Dwyer’s long-awaited appeal against his murder conviction gets under way in front of the three-judge court today.

Shane PhelanIndependent.ie

Lawyers for Graham Dwyer will tell the Court of Appeal the case against him should never have gone to a jury because there was an absence of evidence as to what caused childcare worker Elaine O’Hara’s death.

The issue, as well as the lawfulness of the seizure of his mobile phone data, are among 12 grounds of appeal being advanced by the architect, the Irish Independent has learned.

Most of the focus in the run-up to the hearing has been on the 50-year-old killer’s successful challenge in the Supreme Court and Court of Justice of the European Union to the law under which his mobile phone metadata was seized and retained.

These findings will allow him to argue that the metadata evidence, which was crucial to establishing a link between him and Ms O’Hara (36), should have been excluded from his trial.

Ms O’Hara went missing in August 2012 after a secret sadomasochistic relationship with Dwyer, during which he fantasised about stabbing women.

Her remains were found 13 months later in a forest at Killakee in the Dublin Mountains.

While the metadata ground of appeal is the most significant, several other issues will be raised by Dwyer.

Victim Elaine O'Hara

Among the most prominent is a claim that the jury in his 2015 trial should have been discharged on the basis there was no proof of causation.

Defence counsel Remy Farrell SC argued during the trial that there was no cause of death and the prosecution had not proved Dwyer caused Ms O’Hara to die.

Prosecution counsel Sean Guerin argued that a jury could infer causation from the evidence.

Trial judge Mr Justice Tony Hunt dismissed an application to discharge the jury, finding that while there was no direct evidence of the cause of death, it would be an “affront to common sense” to say causation could not be inferred.

Dwyer, who is incarcerated in the Midlands Prison, is expected to attend the hearing.
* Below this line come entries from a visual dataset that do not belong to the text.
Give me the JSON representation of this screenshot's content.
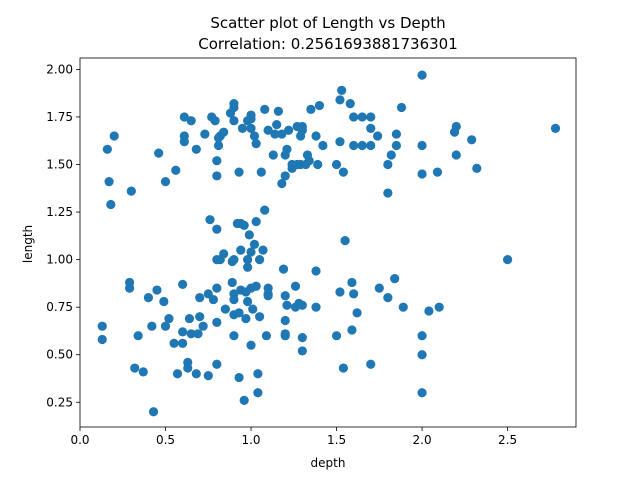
{
  "chart_data": {
    "type": "scatter",
    "title": "Scatter plot of Length vs Depth",
    "subtitle": "Correlation: 0.2561693881736301",
    "xlabel": "depth",
    "ylabel": "length",
    "xlim": [
      0.0,
      2.9
    ],
    "ylim": [
      0.12,
      2.06
    ],
    "xticks": [
      0.0,
      0.5,
      1.0,
      1.5,
      2.0,
      2.5
    ],
    "xtick_labels": [
      "0.0",
      "0.5",
      "1.0",
      "1.5",
      "2.0",
      "2.5"
    ],
    "yticks": [
      0.25,
      0.5,
      0.75,
      1.0,
      1.25,
      1.5,
      1.75,
      2.0
    ],
    "ytick_labels": [
      "0.25",
      "0.50",
      "0.75",
      "1.00",
      "1.25",
      "1.50",
      "1.75",
      "2.00"
    ],
    "grid": false,
    "marker_color": "#1f77b4",
    "points": [
      [
        0.13,
        0.65
      ],
      [
        0.13,
        0.58
      ],
      [
        0.16,
        1.58
      ],
      [
        0.17,
        1.41
      ],
      [
        0.18,
        1.29
      ],
      [
        0.2,
        1.65
      ],
      [
        0.29,
        0.88
      ],
      [
        0.29,
        0.85
      ],
      [
        0.3,
        1.36
      ],
      [
        0.32,
        0.43
      ],
      [
        0.34,
        0.6
      ],
      [
        0.37,
        0.41
      ],
      [
        0.4,
        0.8
      ],
      [
        0.42,
        0.65
      ],
      [
        0.43,
        0.2
      ],
      [
        0.45,
        0.84
      ],
      [
        0.46,
        1.56
      ],
      [
        0.49,
        0.78
      ],
      [
        0.5,
        1.41
      ],
      [
        0.5,
        0.65
      ],
      [
        0.52,
        0.69
      ],
      [
        0.55,
        0.56
      ],
      [
        0.56,
        1.47
      ],
      [
        0.57,
        0.4
      ],
      [
        0.6,
        0.87
      ],
      [
        0.6,
        0.62
      ],
      [
        0.6,
        0.56
      ],
      [
        0.61,
        1.75
      ],
      [
        0.61,
        1.65
      ],
      [
        0.61,
        1.62
      ],
      [
        0.63,
        0.46
      ],
      [
        0.63,
        0.43
      ],
      [
        0.64,
        0.69
      ],
      [
        0.65,
        1.73
      ],
      [
        0.65,
        0.61
      ],
      [
        0.68,
        1.58
      ],
      [
        0.68,
        0.4
      ],
      [
        0.69,
        0.61
      ],
      [
        0.7,
        0.7
      ],
      [
        0.7,
        0.8
      ],
      [
        0.72,
        0.65
      ],
      [
        0.73,
        1.66
      ],
      [
        0.75,
        0.39
      ],
      [
        0.75,
        0.82
      ],
      [
        0.76,
        1.21
      ],
      [
        0.77,
        1.75
      ],
      [
        0.78,
        0.79
      ],
      [
        0.79,
        1.73
      ],
      [
        0.8,
        0.85
      ],
      [
        0.8,
        0.45
      ],
      [
        0.8,
        0.67
      ],
      [
        0.8,
        1.52
      ],
      [
        0.8,
        1.44
      ],
      [
        0.8,
        1.16
      ],
      [
        0.8,
        1.0
      ],
      [
        0.81,
        1.64
      ],
      [
        0.81,
        1.6
      ],
      [
        0.82,
        1.0
      ],
      [
        0.82,
        1.65
      ],
      [
        0.84,
        1.03
      ],
      [
        0.84,
        1.67
      ],
      [
        0.85,
        0.74
      ],
      [
        0.88,
        1.77
      ],
      [
        0.89,
        0.99
      ],
      [
        0.89,
        0.88
      ],
      [
        0.9,
        0.82
      ],
      [
        0.9,
        0.79
      ],
      [
        0.9,
        1.0
      ],
      [
        0.9,
        1.73
      ],
      [
        0.9,
        1.8
      ],
      [
        0.9,
        1.82
      ],
      [
        0.9,
        0.6
      ],
      [
        0.9,
        0.71
      ],
      [
        0.92,
        1.19
      ],
      [
        0.93,
        0.72
      ],
      [
        0.93,
        0.38
      ],
      [
        0.93,
        1.46
      ],
      [
        0.94,
        1.05
      ],
      [
        0.94,
        1.19
      ],
      [
        0.94,
        0.84
      ],
      [
        0.95,
        1.69
      ],
      [
        0.96,
        1.18
      ],
      [
        0.96,
        0.26
      ],
      [
        0.97,
        0.83
      ],
      [
        0.97,
        0.69
      ],
      [
        0.98,
        0.78
      ],
      [
        0.98,
        1.73
      ],
      [
        0.98,
        1.0
      ],
      [
        0.98,
        0.96
      ],
      [
        0.99,
        1.13
      ],
      [
        1.0,
        0.55
      ],
      [
        1.0,
        1.04
      ],
      [
        1.0,
        1.74
      ],
      [
        1.0,
        1.76
      ],
      [
        1.0,
        1.69
      ],
      [
        1.0,
        0.85
      ],
      [
        1.01,
        0.74
      ],
      [
        1.02,
        1.65
      ],
      [
        1.02,
        1.08
      ],
      [
        1.03,
        0.86
      ],
      [
        1.03,
        1.2
      ],
      [
        1.03,
        1.61
      ],
      [
        1.04,
        0.4
      ],
      [
        1.04,
        0.3
      ],
      [
        1.05,
        0.7
      ],
      [
        1.05,
        1.0
      ],
      [
        1.06,
        1.46
      ],
      [
        1.07,
        1.05
      ],
      [
        1.08,
        1.26
      ],
      [
        1.08,
        1.79
      ],
      [
        1.09,
        0.6
      ],
      [
        1.1,
        1.68
      ],
      [
        1.1,
        0.85
      ],
      [
        1.1,
        0.81
      ],
      [
        1.1,
        0.82
      ],
      [
        1.13,
        1.55
      ],
      [
        1.14,
        1.66
      ],
      [
        1.15,
        1.71
      ],
      [
        1.16,
        1.78
      ],
      [
        1.18,
        1.66
      ],
      [
        1.18,
        1.4
      ],
      [
        1.19,
        0.95
      ],
      [
        1.2,
        0.81
      ],
      [
        1.2,
        0.68
      ],
      [
        1.2,
        0.6
      ],
      [
        1.2,
        0.61
      ],
      [
        1.2,
        1.44
      ],
      [
        1.2,
        1.55
      ],
      [
        1.21,
        1.58
      ],
      [
        1.21,
        0.76
      ],
      [
        1.22,
        1.68
      ],
      [
        1.24,
        1.48
      ],
      [
        1.24,
        1.5
      ],
      [
        1.26,
        0.75
      ],
      [
        1.26,
        0.86
      ],
      [
        1.27,
        1.7
      ],
      [
        1.27,
        1.5
      ],
      [
        1.28,
        0.77
      ],
      [
        1.29,
        1.5
      ],
      [
        1.29,
        1.65
      ],
      [
        1.3,
        0.59
      ],
      [
        1.3,
        0.76
      ],
      [
        1.3,
        0.52
      ],
      [
        1.3,
        1.68
      ],
      [
        1.3,
        1.7
      ],
      [
        1.32,
        1.5
      ],
      [
        1.33,
        1.55
      ],
      [
        1.34,
        1.52
      ],
      [
        1.35,
        1.79
      ],
      [
        1.38,
        0.94
      ],
      [
        1.38,
        1.65
      ],
      [
        1.38,
        0.75
      ],
      [
        1.39,
        1.5
      ],
      [
        1.4,
        1.81
      ],
      [
        1.42,
        1.6
      ],
      [
        1.5,
        0.6
      ],
      [
        1.5,
        1.5
      ],
      [
        1.52,
        1.62
      ],
      [
        1.52,
        1.84
      ],
      [
        1.52,
        0.83
      ],
      [
        1.53,
        1.89
      ],
      [
        1.54,
        1.46
      ],
      [
        1.54,
        0.43
      ],
      [
        1.55,
        1.1
      ],
      [
        1.58,
        1.82
      ],
      [
        1.59,
        0.88
      ],
      [
        1.59,
        0.63
      ],
      [
        1.6,
        0.82
      ],
      [
        1.6,
        1.75
      ],
      [
        1.6,
        1.6
      ],
      [
        1.62,
        0.72
      ],
      [
        1.65,
        1.75
      ],
      [
        1.65,
        1.6
      ],
      [
        1.7,
        1.6
      ],
      [
        1.7,
        1.75
      ],
      [
        1.7,
        1.69
      ],
      [
        1.7,
        0.45
      ],
      [
        1.74,
        1.65
      ],
      [
        1.75,
        0.85
      ],
      [
        1.8,
        1.5
      ],
      [
        1.8,
        0.8
      ],
      [
        1.8,
        1.35
      ],
      [
        1.82,
        1.55
      ],
      [
        1.84,
        0.9
      ],
      [
        1.85,
        1.6
      ],
      [
        1.85,
        1.66
      ],
      [
        1.88,
        1.8
      ],
      [
        1.89,
        0.75
      ],
      [
        2.0,
        1.97
      ],
      [
        2.0,
        1.6
      ],
      [
        2.0,
        1.45
      ],
      [
        2.0,
        0.6
      ],
      [
        2.0,
        0.5
      ],
      [
        2.0,
        0.3
      ],
      [
        2.04,
        0.73
      ],
      [
        2.09,
        1.46
      ],
      [
        2.1,
        0.75
      ],
      [
        2.19,
        1.67
      ],
      [
        2.2,
        1.7
      ],
      [
        2.2,
        1.55
      ],
      [
        2.29,
        1.63
      ],
      [
        2.32,
        1.48
      ],
      [
        2.5,
        1.0
      ],
      [
        2.78,
        1.69
      ]
    ]
  }
}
His appeal will be heard by Court of Appeal president George Birmingham, Mr Justice John Edwards and Ms Justice Isobel Kennedy.
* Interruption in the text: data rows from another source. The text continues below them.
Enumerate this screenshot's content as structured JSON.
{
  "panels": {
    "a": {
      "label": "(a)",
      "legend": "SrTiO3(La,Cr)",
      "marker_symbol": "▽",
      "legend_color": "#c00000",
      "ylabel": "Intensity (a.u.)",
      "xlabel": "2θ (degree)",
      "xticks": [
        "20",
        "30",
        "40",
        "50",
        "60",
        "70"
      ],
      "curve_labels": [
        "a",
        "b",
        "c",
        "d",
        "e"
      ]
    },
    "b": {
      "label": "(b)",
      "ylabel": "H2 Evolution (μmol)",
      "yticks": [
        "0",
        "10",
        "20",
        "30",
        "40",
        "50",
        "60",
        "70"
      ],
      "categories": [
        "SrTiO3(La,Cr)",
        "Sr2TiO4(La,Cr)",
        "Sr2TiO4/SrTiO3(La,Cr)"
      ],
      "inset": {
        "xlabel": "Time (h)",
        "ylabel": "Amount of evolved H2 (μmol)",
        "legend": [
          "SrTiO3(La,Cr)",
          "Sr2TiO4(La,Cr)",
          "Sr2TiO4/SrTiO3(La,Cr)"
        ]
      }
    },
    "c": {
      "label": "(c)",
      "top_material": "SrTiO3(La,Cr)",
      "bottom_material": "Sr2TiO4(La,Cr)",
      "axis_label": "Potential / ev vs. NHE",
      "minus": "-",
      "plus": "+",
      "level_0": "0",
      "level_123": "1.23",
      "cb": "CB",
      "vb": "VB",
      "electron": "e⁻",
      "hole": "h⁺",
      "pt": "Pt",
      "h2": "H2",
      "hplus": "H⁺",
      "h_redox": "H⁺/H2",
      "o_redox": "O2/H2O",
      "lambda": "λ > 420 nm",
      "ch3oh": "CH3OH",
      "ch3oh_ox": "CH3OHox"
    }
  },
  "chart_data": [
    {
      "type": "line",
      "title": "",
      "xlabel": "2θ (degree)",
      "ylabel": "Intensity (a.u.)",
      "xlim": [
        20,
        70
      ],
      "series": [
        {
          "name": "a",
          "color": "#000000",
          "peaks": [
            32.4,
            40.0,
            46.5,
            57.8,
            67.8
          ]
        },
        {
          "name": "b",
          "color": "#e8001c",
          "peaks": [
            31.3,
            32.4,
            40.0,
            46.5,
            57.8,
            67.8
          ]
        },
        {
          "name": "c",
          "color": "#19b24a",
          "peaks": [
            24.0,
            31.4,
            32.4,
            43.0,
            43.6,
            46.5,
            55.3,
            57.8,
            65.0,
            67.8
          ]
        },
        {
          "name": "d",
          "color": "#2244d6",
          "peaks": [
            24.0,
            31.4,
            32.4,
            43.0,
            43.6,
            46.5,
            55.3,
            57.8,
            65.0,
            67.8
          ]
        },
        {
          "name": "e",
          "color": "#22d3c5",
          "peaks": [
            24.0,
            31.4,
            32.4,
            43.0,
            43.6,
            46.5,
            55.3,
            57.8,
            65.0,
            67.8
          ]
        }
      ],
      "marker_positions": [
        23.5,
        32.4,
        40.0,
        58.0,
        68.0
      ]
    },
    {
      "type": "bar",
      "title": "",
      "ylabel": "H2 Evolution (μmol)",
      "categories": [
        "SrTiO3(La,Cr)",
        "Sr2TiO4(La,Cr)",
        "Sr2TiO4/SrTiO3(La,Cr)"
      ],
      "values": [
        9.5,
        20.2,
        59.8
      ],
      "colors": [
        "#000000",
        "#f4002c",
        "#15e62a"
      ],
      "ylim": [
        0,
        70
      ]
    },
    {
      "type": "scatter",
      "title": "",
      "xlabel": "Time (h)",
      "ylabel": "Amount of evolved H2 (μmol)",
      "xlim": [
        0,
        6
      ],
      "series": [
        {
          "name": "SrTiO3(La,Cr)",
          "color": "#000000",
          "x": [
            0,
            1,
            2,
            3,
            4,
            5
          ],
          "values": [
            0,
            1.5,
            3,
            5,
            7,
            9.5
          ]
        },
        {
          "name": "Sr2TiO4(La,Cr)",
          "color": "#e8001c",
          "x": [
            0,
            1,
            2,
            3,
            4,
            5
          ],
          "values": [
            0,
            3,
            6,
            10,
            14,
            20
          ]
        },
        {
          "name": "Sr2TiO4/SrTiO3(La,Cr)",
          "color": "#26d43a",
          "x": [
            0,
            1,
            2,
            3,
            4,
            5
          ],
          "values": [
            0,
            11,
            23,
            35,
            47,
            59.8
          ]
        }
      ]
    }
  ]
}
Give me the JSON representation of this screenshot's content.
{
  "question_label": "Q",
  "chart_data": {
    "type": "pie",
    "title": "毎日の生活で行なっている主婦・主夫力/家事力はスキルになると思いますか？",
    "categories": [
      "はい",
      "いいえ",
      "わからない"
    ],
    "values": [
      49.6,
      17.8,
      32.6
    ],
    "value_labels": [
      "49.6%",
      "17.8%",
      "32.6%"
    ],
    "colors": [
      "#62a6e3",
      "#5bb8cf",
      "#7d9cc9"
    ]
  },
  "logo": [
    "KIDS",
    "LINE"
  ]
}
Another issue to be raised is the playing of videos to the jury of Dwyer involved in sex acts with women, including Ms O’Hara. The videos were found on an external hard drive owned by Dwyer.

Mr Farrell had sought for descriptions of the videos to be read into evidence instead, arguing it would be impossible for his client to receive a fair trial if the videos were shown, but Mr Justice Hunt ruled they could be played.
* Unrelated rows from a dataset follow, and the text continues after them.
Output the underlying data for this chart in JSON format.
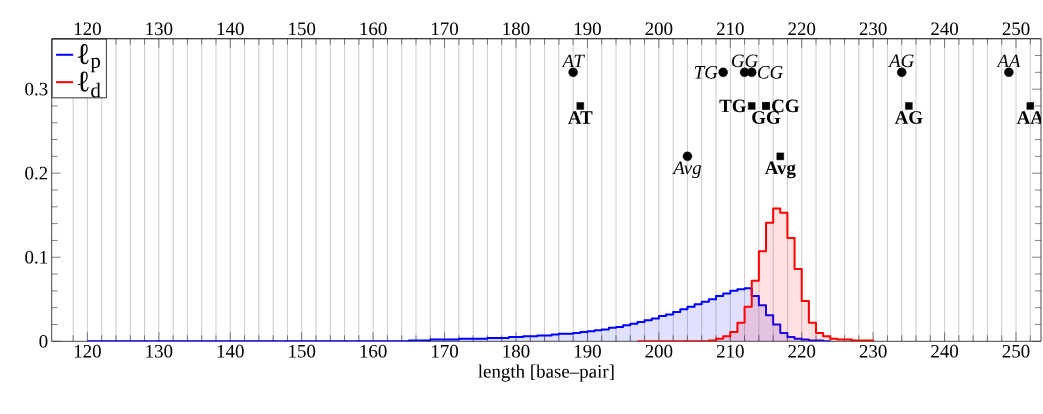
{
  "chart_data": {
    "type": "step",
    "xlabel": "length [base–pair]",
    "xlim": [
      115,
      253.5
    ],
    "ylim": [
      0,
      0.36
    ],
    "x2lim": [
      115,
      253.5
    ],
    "xticks": [
      {
        "value": 118,
        "label": null
      },
      120,
      {
        "value": 122,
        "label": null
      },
      {
        "value": 124,
        "label": null
      },
      {
        "value": 126,
        "label": null
      },
      {
        "value": 128,
        "label": null
      },
      130,
      {
        "value": 132,
        "label": null
      },
      {
        "value": 134,
        "label": null
      },
      {
        "value": 136,
        "label": null
      },
      {
        "value": 138,
        "label": null
      },
      140,
      {
        "value": 142,
        "label": null
      },
      {
        "value": 144,
        "label": null
      },
      {
        "value": 146,
        "label": null
      },
      {
        "value": 148,
        "label": null
      },
      150,
      {
        "value": 152,
        "label": null
      },
      {
        "value": 154,
        "label": null
      },
      {
        "value": 156,
        "label": null
      },
      {
        "value": 158,
        "label": null
      },
      160,
      {
        "value": 162,
        "label": null
      },
      {
        "value": 164,
        "label": null
      },
      {
        "value": 166,
        "label": null
      },
      {
        "value": 168,
        "label": null
      },
      170,
      {
        "value": 172,
        "label": null
      },
      {
        "value": 174,
        "label": null
      },
      {
        "value": 176,
        "label": null
      },
      {
        "value": 178,
        "label": null
      },
      180,
      {
        "value": 182,
        "label": null
      },
      {
        "value": 184,
        "label": null
      },
      {
        "value": 186,
        "label": null
      },
      {
        "value": 188,
        "label": null
      },
      190,
      {
        "value": 192,
        "label": null
      },
      {
        "value": 194,
        "label": null
      },
      {
        "value": 196,
        "label": null
      },
      {
        "value": 198,
        "label": null
      },
      200,
      {
        "value": 202,
        "label": null
      },
      {
        "value": 204,
        "label": null
      },
      {
        "value": 206,
        "label": null
      },
      {
        "value": 208,
        "label": null
      },
      210,
      {
        "value": 212,
        "label": null
      },
      {
        "value": 214,
        "label": null
      },
      {
        "value": 216,
        "label": null
      },
      {
        "value": 218,
        "label": null
      },
      220,
      {
        "value": 222,
        "label": null
      },
      {
        "value": 224,
        "label": null
      },
      {
        "value": 226,
        "label": null
      },
      {
        "value": 228,
        "label": null
      },
      230,
      {
        "value": 232,
        "label": null
      },
      {
        "value": 234,
        "label": null
      },
      {
        "value": 236,
        "label": null
      },
      {
        "value": 238,
        "label": null
      },
      240,
      {
        "value": 242,
        "label": null
      },
      {
        "value": 244,
        "label": null
      },
      {
        "value": 246,
        "label": null
      },
      {
        "value": 248,
        "label": null
      },
      250,
      {
        "value": 252,
        "label": null
      }
    ],
    "x2ticks": [
      120,
      130,
      140,
      150,
      160,
      170,
      180,
      190,
      200,
      210,
      220,
      230,
      240,
      250
    ],
    "yticks": [
      0,
      {
        "value": 0.02,
        "label": null
      },
      {
        "value": 0.04,
        "label": null
      },
      {
        "value": 0.06,
        "label": null
      },
      {
        "value": 0.08,
        "label": null
      },
      0.1,
      {
        "value": 0.12,
        "label": null
      },
      {
        "value": 0.14,
        "label": null
      },
      {
        "value": 0.16,
        "label": null
      },
      {
        "value": 0.18,
        "label": null
      },
      0.2,
      {
        "value": 0.22,
        "label": null
      },
      {
        "value": 0.24,
        "label": null
      },
      {
        "value": 0.26,
        "label": null
      },
      {
        "value": 0.28,
        "label": null
      },
      0.3,
      {
        "value": 0.32,
        "label": null
      },
      {
        "value": 0.34,
        "label": null
      }
    ],
    "grid": "x",
    "legend": "top left",
    "series": [
      {
        "name": "ℓ$_{p}$",
        "color": "#0000ff",
        "x": [
          120,
          121,
          122,
          123,
          124,
          125,
          126,
          127,
          128,
          129,
          130,
          131,
          132,
          133,
          134,
          135,
          136,
          137,
          138,
          139,
          140,
          141,
          142,
          143,
          144,
          145,
          146,
          147,
          148,
          149,
          150,
          151,
          152,
          153,
          154,
          155,
          156,
          157,
          158,
          159,
          160,
          161,
          162,
          163,
          164,
          165,
          166,
          167,
          168,
          169,
          170,
          171,
          172,
          173,
          174,
          175,
          176,
          177,
          178,
          179,
          180,
          181,
          182,
          183,
          184,
          185,
          186,
          187,
          188,
          189,
          190,
          191,
          192,
          193,
          194,
          195,
          196,
          197,
          198,
          199,
          200,
          201,
          202,
          203,
          204,
          205,
          206,
          207,
          208,
          209,
          210,
          211,
          212,
          213,
          214,
          215,
          216,
          217,
          218,
          219,
          220,
          221,
          222,
          223,
          224
        ],
        "values": [
          0,
          0,
          0,
          0,
          0,
          0,
          0,
          0,
          0,
          0,
          0,
          0,
          0,
          0,
          0,
          0,
          0,
          0,
          0,
          0,
          0,
          0,
          0,
          0,
          0,
          0,
          0,
          0,
          0,
          0,
          0,
          0,
          0,
          0,
          0,
          0,
          0,
          0,
          0,
          0,
          0,
          0,
          0,
          0,
          0,
          0.001,
          0.001,
          0.001,
          0.002,
          0.002,
          0.002,
          0.002,
          0.003,
          0.003,
          0.003,
          0.003,
          0.004,
          0.004,
          0.004,
          0.005,
          0.005,
          0.006,
          0.006,
          0.007,
          0.007,
          0.008,
          0.009,
          0.009,
          0.01,
          0.011,
          0.012,
          0.013,
          0.014,
          0.016,
          0.017,
          0.019,
          0.021,
          0.023,
          0.025,
          0.027,
          0.03,
          0.032,
          0.035,
          0.038,
          0.041,
          0.044,
          0.047,
          0.05,
          0.054,
          0.057,
          0.06,
          0.062,
          0.063,
          0.054,
          0.043,
          0.031,
          0.02,
          0.01,
          0.005,
          0.003,
          0.002,
          0.001,
          0.001,
          0,
          0
        ]
      },
      {
        "name": "ℓ$_{d}$",
        "color": "#ff0000",
        "x": [
          197,
          198,
          199,
          200,
          201,
          202,
          203,
          204,
          205,
          206,
          207,
          208,
          209,
          210,
          211,
          212,
          213,
          214,
          215,
          216,
          217,
          218,
          219,
          220,
          221,
          222,
          223,
          224,
          225,
          226,
          227,
          228,
          229,
          230
        ],
        "values": [
          0,
          0,
          0,
          0,
          0,
          0,
          0,
          0,
          0,
          0,
          0.001,
          0.003,
          0.006,
          0.011,
          0.022,
          0.041,
          0.072,
          0.107,
          0.141,
          0.158,
          0.153,
          0.123,
          0.086,
          0.048,
          0.022,
          0.01,
          0.006,
          0.003,
          0.002,
          0.002,
          0.001,
          0.001,
          0.001,
          0
        ]
      },
      {
        "type": "scatter",
        "marker": "circle",
        "color": "#000000",
        "x": [
          188,
          209,
          212,
          213,
          234,
          249,
          204
        ],
        "values": [
          0.32,
          0.32,
          0.32,
          0.32,
          0.32,
          0.32,
          0.22
        ],
        "value_labels": [
          "AT",
          "TG",
          "GG",
          "CG",
          "AG",
          "AA",
          "Avg"
        ]
      },
      {
        "type": "scatter",
        "marker": "square",
        "color": "#000000",
        "x": [
          189,
          213,
          215,
          215,
          235,
          252,
          217
        ],
        "values": [
          0.28,
          0.28,
          0.28,
          0.28,
          0.28,
          0.28,
          0.22
        ],
        "value_labels": [
          "AT",
          "TG",
          "GG",
          "CG",
          "AG",
          "AA",
          "Avg"
        ]
      }
    ]
  }
}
In nine videos Dwyer was shown stabbing or pretending to stab three women, including Ms O’Hara, during sex.

In almost all the videos, the women were heard screaming and, in many cases, sobbing.

A further point of appeal relates to the fact Dwyer did not have his solicitor present when he was questioned by gardaí in October 2013.

At the time, it was not practice for a solicitor to be present in garda interviews.

Indeed, a 1999 Supreme Court ruling stated suspects were not entitled to have their lawyers present while they were being questioned, although they had a constitutional right to consult a solicitor during their detention.

The situation changed in May 2014 following another Supreme Court ruling that suspects who request a lawyer cannot be questioned until they get that legal advice.

In reaction to the ruling and emerging European Court of Human Rights case law, the DPP instructed gardaí to allow solicitors to attend interviews in garda stations with immediate effect.

During Dwyer’s trial, Mr Farrell argued the right pre-existed at the time of his client’s arrest due to the European Convention on Human Rights Act 2003.

However, Judge Hunt found it was not a blanket right and the detention was lawful.

Although the regime requested by the DPP has been in place ever since, it is still technically not a legal right in Ireland.

Many legal experts who have been watching the case agree that while the metadata ruling helps Dwyer’s appeal, he still faces an uphill battle to overturn his conviction.

Even if the Court of Appeal finds it should have been excluded, it will have to weigh up whether there was sufficient other evidence to prove the case against Dwyer.

Another Supreme Court ruling, this time in a case called JC, may also come into play.

This found that evidence obtained in breach of a person’s rights can still be deemed admissible if the breach was inadvertent, something the State could argue in the Dwyer case as the metadata was obtained under the law as it was at the time.